PhD student’s study on the state of magma in crustal reservoirs published in Nature Communications
- Wits University
The study challenges a recently-emerged paradigm that magma chambers are huge masses of crystals with just a very small amount of melt.
Wits PhD student, Willem Kruger’s study on the state of magma within plutonic magmatic systems in the Earth’s crust has been published in the high impact journal, Nature Communications.
Working alongside his PhD supervisor, Professor Rais Latypov, from the Wits School of Geosciences, Kruger’s paper shows that basaltic magma chambers may develop as large bodies of crystal-free melts in the Earth’s crust. This study challenges a recently-emerged paradigm that magma chambers are huge masses of crystal-rich mush – in other words, crystals with just a very small amount of melt.
Attempts to understand the processes that operate in magma chambers in our planet’s crust is incredibly challenging as they are hidden from direct observations. Geologists must follow an indirect approach to study these features, such as examining their ancient fossilised remains that are exposed on Earth’s surface after millions of years of erosion.
To examine the state of magma within a chamber is very demanding, as it requires the study of the very contact between the crystallising margins of magma bodies (also called solidification fronts) and their liquid interiors.
Difficulties in understanding the behaviour of solidification fronts can fortunately be overcome by studying a particularly fascinating rock type, called massive magnetitite, from the Bushveld Complex in South Africa.

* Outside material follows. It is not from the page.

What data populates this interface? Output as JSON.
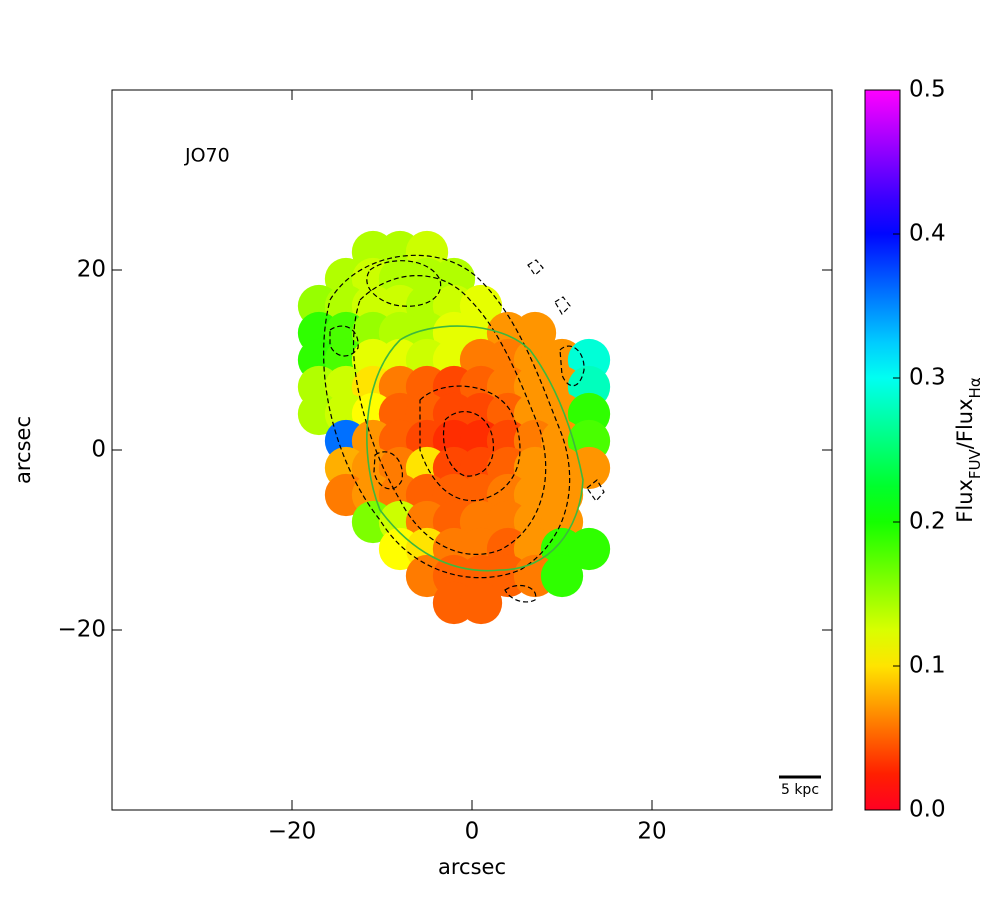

“Magnetitite contains chromium that is an extremely sensitive indicator of magma chamber processes and can be used to study solidification fronts in extreme detail,” says Kruger.
“By mapping the distribution of chromium in magnetitite in the field we can observe the two-dimensional propagation patterns of solidification fronts on a scale never done before.”
Kruger and Latypov found that all evolved liquid is effectively removed from the solidification front of magnetitite as it propagates towards the chamber interior. “This is because of extremely effective compositional convection that occurs during the crystallisation of magnetite. The process results in the solidification front to propagate as almost a completely solid surface.” says Latypov.
This research shows that such powerful compositional convection may inhibit the formation of crystal-rich mushes in basaltic magma chambers.
There are many reasons to believe that this process is not unique to magnetitite layers of the Bushveld Complex but will likely operate in other rock types as well, for instance, in the Bushveld’s economically important chromitite layers.
“Our results thus argue for the existence of large, liquid-dominated magma chambers hidden within the Earth’s crust,” says Kruger.